Children who participated in the intervention had 21 fewer days of symptoms than the control group in the first year and an average of 16 fewer days during the second, follow-up year.
"We wanted this to have a long-term impact, not just for the duration of the study," Dr. Gruchalla said. "In many cases, we taught them simple cleaning measures to decrease the roach population things like not leaving food uncovered and caulking obvious cracks in the wall."

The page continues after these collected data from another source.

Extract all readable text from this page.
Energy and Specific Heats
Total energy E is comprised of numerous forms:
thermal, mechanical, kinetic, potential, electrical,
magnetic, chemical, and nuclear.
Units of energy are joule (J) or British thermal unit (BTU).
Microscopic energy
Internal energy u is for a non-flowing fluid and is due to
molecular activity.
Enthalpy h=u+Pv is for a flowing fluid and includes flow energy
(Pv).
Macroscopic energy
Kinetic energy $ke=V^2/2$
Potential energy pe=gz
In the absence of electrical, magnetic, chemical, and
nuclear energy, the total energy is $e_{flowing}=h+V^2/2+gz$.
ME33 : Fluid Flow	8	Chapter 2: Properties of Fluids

Interventions also included encasing the child's mattress, springs and pillow in allergen-impermeable covers; repairing water leaks; and removing carpet from the bedroom, if possible. Families were also given HEPA (high efficiency particulate air) filters. Cockroach extermination visits were provided in homes where children were sensitive to that allergen. The suggestions were typically well-received, Dr. Gruchalla said.
Study participants had suffered at least one asthma-related hospitalization or two asthma-related unscheduled doctor visits the six months prior to enrollment in the study. They also had a positive allergy skin test to at least one of 11 indoor allergens such as dust mites, molds, cockroaches, pets or rodents.
Researchers performed a baseline clinical evaluation, including questionnaires on asthma symptoms, medication use and the home environment. Later, researchers made a baseline home evaluation by visually inspecting and collecting dust from the child's bedroom. The families were then taught how to reduce allergens in their homes, told why it was necessary and given the needed tools to accomplish the task. Researchers followed up by phone and collected information about the child's asthma every few months during the intervention year and one year after.